A good example of this disruption is Airbnb, which was born during the 2009 subprime mortgage crisis. In a time when many were strapped for cash, but had a few extra rooms to spare, it offered people the opportunity to gain an extra source of income by renting out their extra rooms or vacation homes. By injecting a new supply of affordable short-term rentals into the market, Airbnb disrupted the hotel industry and drove down hotel costs. The hospitality industry was already primed for disruption; the recession was just the multiplier.

In the next recession, which new, disruptive companies will thrive, and why?

Lastly, how can you empower the new generation of leaders to drive the cost and cash flow initiatives needed in your organization? Your team needs to be capable of contributing to improved cash flow ahead of time or just in time. This requires strong business and financial acumen to understand how their decisions will need to change in tighter times to free up cash and realize better margins or returns, while simultaneously continue innovating and testing out new ideas to drive the business forward.

Are your young leaders ready and capable of doing this? Have you developed them to be effective in such a scenario? Up until now, Gen-Z and Millennial leaders have focused almost exclusively on growth. Moving forward, they need to focus on margin, cost, asset utilization, and cash flow. While in growth mode, investment dollars for innovation were plentiful, but now disciplined innovation is the name of the game. These leaders need to be prepared to fail fast and cheap, and move with agility towards the better innovations and investments.

In good times, leaders may not be aware of how the decisions they make every day at work impact margins, but in a recession, leaders need to be hyperaware of how they spend time and resources. Furthermore, funding is easy to come by in the name of growth, but in a recession? Not anymore.

Learned future preparation, resilience, and the financial proficiency and confidence to drive cashflow are critical for success in this new environment. By providing tools, expectations, and discipline now, you can inspire your young leaders to take control of the future.
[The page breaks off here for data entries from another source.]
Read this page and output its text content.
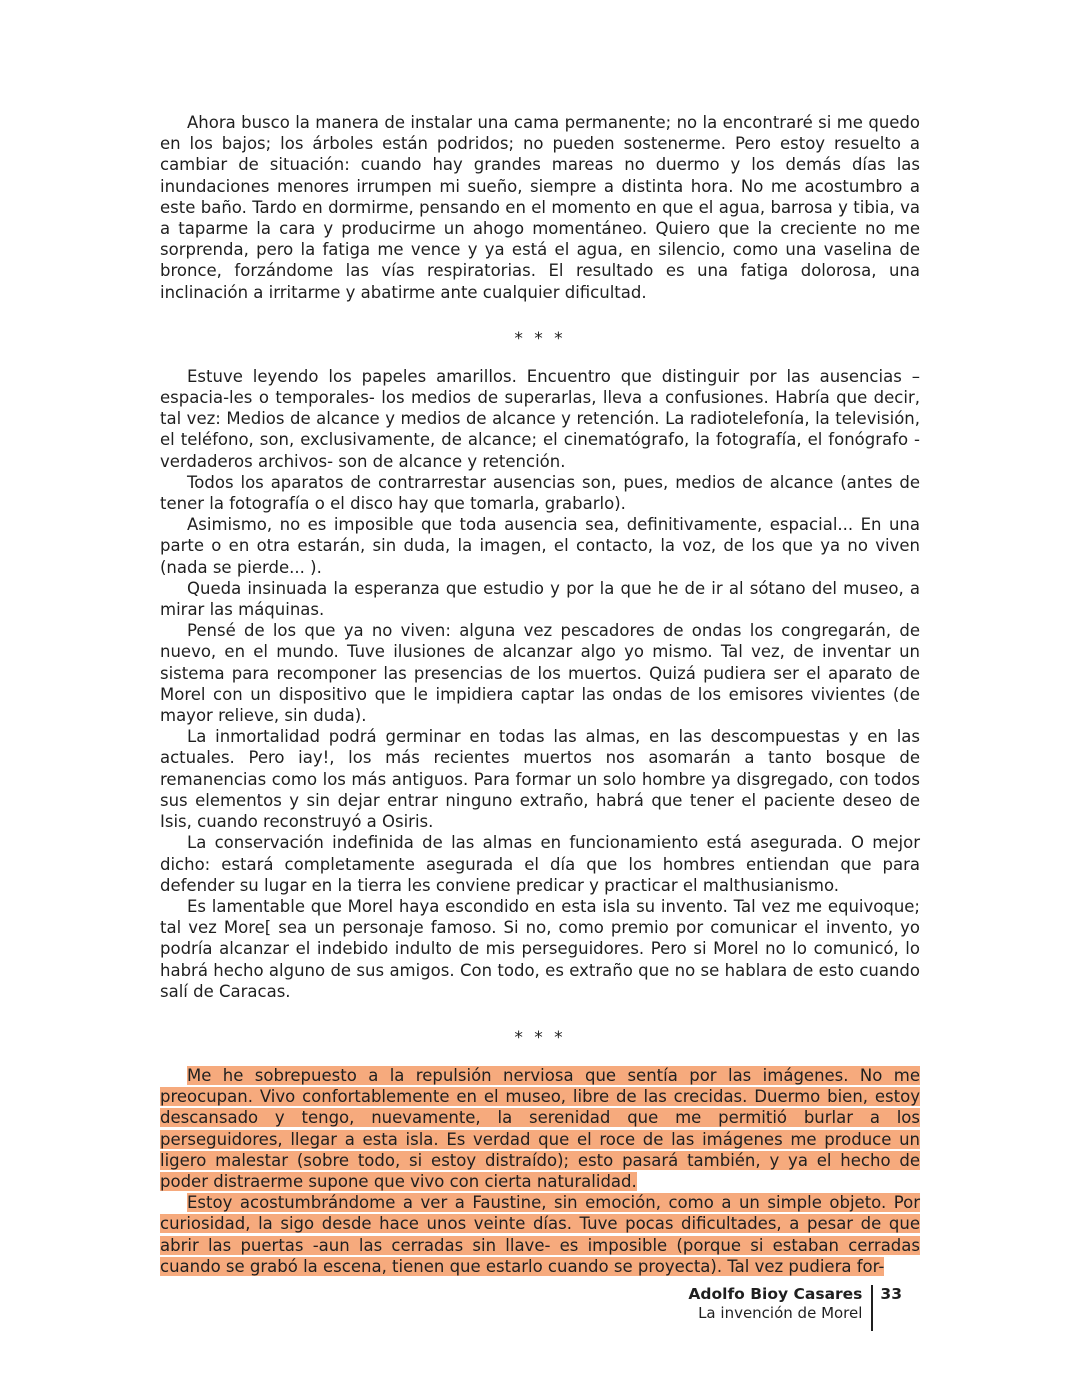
Ahora busco la manera de instalar una cama permanente; no la encontraré si me quedo en los bajos; los árboles están podridos; no pueden sostenerme. Pero estoy resuelto a cambiar de situación: cuando hay grandes mareas no duermo y los demás días las inundaciones menores irrumpen mi sueño, siempre a distinta hora. No me acostumbro a este baño. Tardo en dormirme, pensando en el momento en que el agua, barrosa y tibia, va a taparme la cara y producirme un ahogo momentáneo. Quiero que la creciente no me sorprenda, pero la fatiga me vence y ya está el agua, en silencio, como una vaselina de bronce, forzándome las vías respiratorias. El resultado es una fatiga dolorosa, una inclinación a irritarme y abatirme ante cualquier dificultad.

* * *

Estuve leyendo los papeles amarillos. Encuentro que distinguir por las ausencias – espacia-les o temporales- los medios de superarlas, lleva a confusiones. Habría que decir, tal vez: Medios de alcance y medios de alcance y retención. La radiotelefonía, la televisión, el teléfono, son, exclusivamente, de alcance; el cinematógrafo, la fotografía, el fonógrafo -verdaderos archivos- son de alcance y retención.

Todos los aparatos de contrarrestar ausencias son, pues, medios de alcance (antes de tener la fotografía o el disco hay que tomarla, grabarlo).

Asimismo, no es imposible que toda ausencia sea, definitivamente, espacial... En una parte o en otra estarán, sin duda, la imagen, el contacto, la voz, de los que ya no viven (nada se pierde... ).

Queda insinuada la esperanza que estudio y por la que he de ir al sótano del museo, a mirar las máquinas.

Pensé de los que ya no viven: alguna vez pescadores de ondas los congregarán, de nuevo, en el mundo. Tuve ilusiones de alcanzar algo yo mismo. Tal vez, de inventar un sistema para recomponer las presencias de los muertos. Quizá pudiera ser el aparato de Morel con un dispositivo que le impidiera captar las ondas de los emisores vivientes (de mayor relieve, sin duda).

La inmortalidad podrá germinar en todas las almas, en las descompuestas y en las actuales. Pero iay!, los más recientes muertos nos asomarán a tanto bosque de remanencias como los más antiguos. Para formar un solo hombre ya disgregado, con todos sus elementos y sin dejar entrar ninguno extraño, habrá que tener el paciente deseo de Isis, cuando reconstruyó a Osiris.

La conservación indefinida de las almas en funcionamiento está asegurada. O mejor dicho: estará completamente asegurada el día que los hombres entiendan que para defender su lugar en la tierra les conviene predicar y practicar el malthusianismo.

Es lamentable que Morel haya escondido en esta isla su invento. Tal vez me equivoque; tal vez More[ sea un personaje famoso. Si no, como premio por comunicar el invento, yo podría alcanzar el indebido indulto de mis perseguidores. Pero si Morel no lo comunicó, lo habrá hecho alguno de sus amigos. Con todo, es extraño que no se hablara de esto cuando salí de Caracas.

* * *

Me he sobrepuesto a la repulsión nerviosa que sentía por las imágenes. No me preocupan. Vivo confortablemente en el museo, libre de las crecidas. Duermo bien, estoy descansado y tengo, nuevamente, la serenidad que me permitió burlar a los perseguidores, llegar a esta isla. Es verdad que el roce de las imágenes me produce un ligero malestar (sobre todo, si estoy distraído); esto pasará también, y ya el hecho de poder distraerme supone que vivo con cierta naturalidad.

Estoy acostumbrándome a ver a Faustine, sin emoción, como a un simple objeto. Por curiosidad, la sigo desde hace unos veinte días. Tuve pocas dificultades, a pesar de que abrir las puertas -aun las cerradas sin llave- es imposible (porque si estaban cerradas cuando se grabó la escena, tienen que estarlo cuando se proyecta). Tal vez pudiera for-

Adolfo Bioy Casares
La invención de Morel
33
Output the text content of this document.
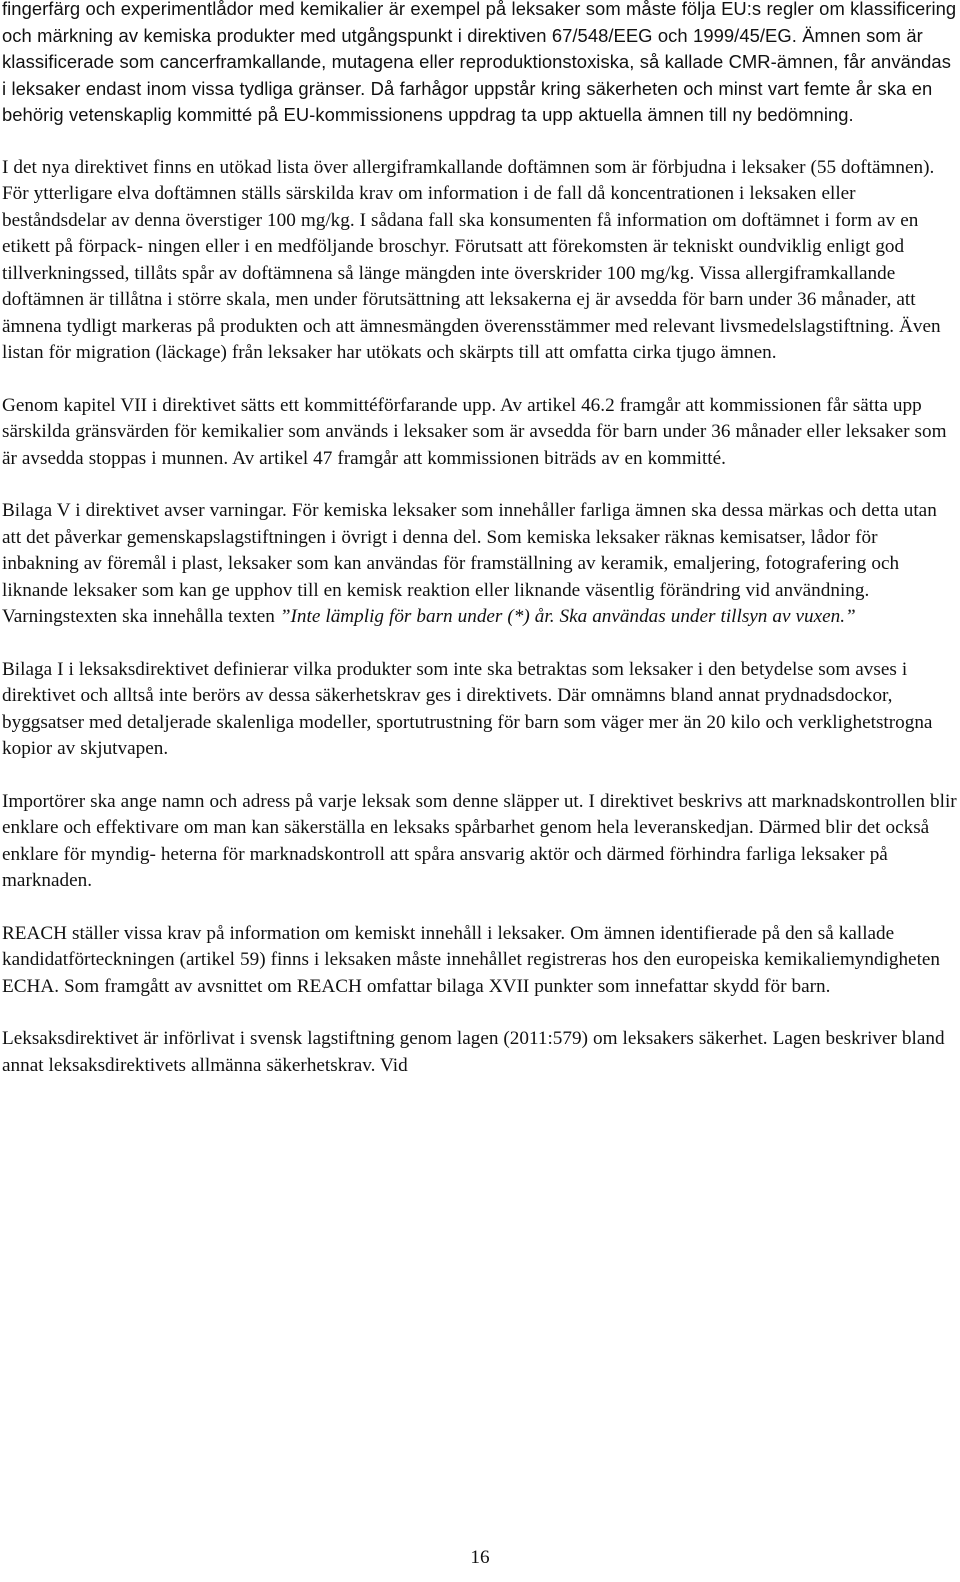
fingerfärg och experimentlådor med kemikalier är exempel på leksaker som måste följa EU:s regler om klassificering och märkning av kemiska produkter med utgångspunkt i direktiven 67/548/EEG och 1999/45/EG. Ämnen som är klassificerade som cancerframkallande, mutagena eller reproduktionstoxiska, så kallade CMR-ämnen, får användas i leksaker endast inom vissa tydliga gränser. Då farhågor uppstår kring säkerheten och minst vart femte år ska en behörig vetenskaplig kommitté på EU-kommissionens uppdrag ta upp aktuella ämnen till ny bedömning.

I det nya direktivet finns en utökad lista över allergiframkallande doftämnen som är förbjudna i leksaker (55 doftämnen). För ytterligare elva doftämnen ställs särskilda krav om information i de fall då koncentrationen i leksaken eller beståndsdelar av denna överstiger 100 mg/kg. I sådana fall ska konsumenten få information om doftämnet i form av en etikett på förpack- ningen eller i en medföljande broschyr. Förutsatt att förekomsten är tekniskt oundviklig enligt god tillverkningssed, tillåts spår av doftämnena så länge mängden inte överskrider 100 mg/kg. Vissa allergiframkallande doftämnen är tillåtna i större skala, men under förutsättning att leksakerna ej är avsedda för barn under 36 månader, att ämnena tydligt markeras på produkten och att ämnesmängden överensstämmer med relevant livsmedelslagstiftning. Även listan för migration (läckage) från leksaker har utökats och skärpts till att omfatta cirka tjugo ämnen.

Genom kapitel VII i direktivet sätts ett kommittéförfarande upp. Av artikel 46.2 framgår att kommissionen får sätta upp särskilda gränsvärden för kemikalier som används i leksaker som är avsedda för barn under 36 månader eller leksaker som är avsedda stoppas i munnen. Av artikel 47 framgår att kommissionen biträds av en kommitté.

Bilaga V i direktivet avser varningar. För kemiska leksaker som innehåller farliga ämnen ska dessa märkas och detta utan att det påverkar gemenskapslagstiftningen i övrigt i denna del. Som kemiska leksaker räknas kemisatser, lådor för inbakning av föremål i plast, leksaker som kan användas för framställning av keramik, emaljering, fotografering och liknande leksaker som kan ge upphov till en kemisk reaktion eller liknande väsentlig förändring vid användning. Varningstexten ska innehålla texten ”Inte lämplig för barn under (*) år. Ska användas under tillsyn av vuxen.”

Bilaga I i leksaksdirektivet definierar vilka produkter som inte ska betraktas som leksaker i den betydelse som avses i direktivet och alltså inte berörs av dessa säkerhetskrav ges i direktivets. Där omnämns bland annat prydnadsdockor, byggsatser med detaljerade skalenliga modeller, sportutrustning för barn som väger mer än 20 kilo och verklighetstrogna kopior av skjutvapen.

Importörer ska ange namn och adress på varje leksak som denne släpper ut. I direktivet beskrivs att marknadskontrollen blir enklare och effektivare om man kan säkerställa en leksaks spårbarhet genom hela leveranskedjan. Därmed blir det också enklare för myndig- heterna för marknadskontroll att spåra ansvarig aktör och därmed förhindra farliga leksaker på marknaden.

REACH ställer vissa krav på information om kemiskt innehåll i leksaker. Om ämnen identifierade på den så kallade kandidatförteckningen (artikel 59) finns i leksaken måste innehållet registreras hos den europeiska kemikaliemyndigheten ECHA. Som framgått av avsnittet om REACH omfattar bilaga XVII punkter som innefattar skydd för barn.

Leksaksdirektivet är införlivat i svensk lagstiftning genom lagen (2011:579) om leksakers säkerhet. Lagen beskriver bland annat leksaksdirektivets allmänna säkerhetskrav. Vid

16
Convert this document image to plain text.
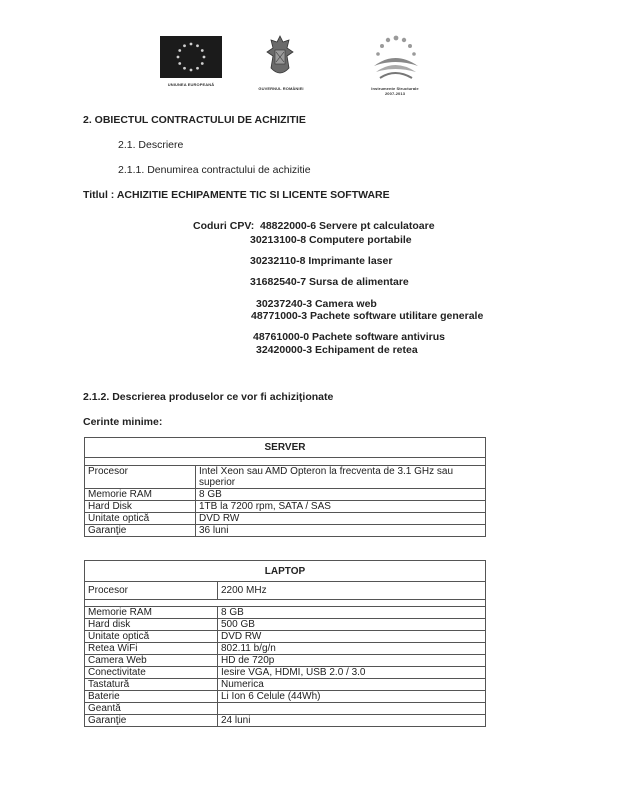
UNIUNEA EUROPEANĂ
GUVERNUL ROMÂNIEI	Instrumente Structurale
2007-2013
2. OBIECTUL CONTRACTULUI DE ACHIZITIE
2.1. Descriere
2.1.1. Denumirea contractului de achizitie
Titlul : ACHIZITIE ECHIPAMENTE TIC SI LICENTE SOFTWARE
Coduri CPV: 48822000-6 Servere pt calculatoare
30213100-8 Computere portabile
30232110-8 Imprimante laser
31682540-7 Sursa de alimentare
30237240-3 Camera web
48771000-3 Pachete software utilitare generale
48761000-0 Pachete software antivirus
32420000-3 Echipament de retea
2.1.2. Descrierea produselor ce vor fi achiziţionate
Cerinte minime:
SERVER	

Procesor	Intel Xeon sau AMD Opteron la frecventa de 3.1 GHz sau superior
Memorie RAM	8 GB
Hard Disk	1TB la 7200 rpm, SATA / SAS
Unitate optică	DVD RW
Garanţie	36 luni
LAPTOP	
Procesor	2200 MHz

Memorie RAM	8 GB
Hard disk	500 GB
Unitate optică	DVD RW
Retea WiFi	802.11 b/g/n
Camera Web	HD de 720p
Conectivitate	Iesire VGA, HDMI, USB 2.0 / 3.0
Tastatură	Numerica
Baterie	Li Ion 6 Celule (44Wh)
Geantă	
Garanţie	24 luni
Instead of acting rashly when the increase in uncertainty tricks brains into inaction, acting ahead empowers your leaders to drive the improvements required to be successful.

It’s time to get ready. It’s time to prepare your leaders to flourish in tough times. Prepare your team to storm the future by building the resilience and confidence necessary to make good business decisions when they are in the eye of the storm, all in the name of managing through this recession. Better yet, give them the skills to innovate new products, services, and business models to propel your organization forward, and do it all while using the smart part of your brains.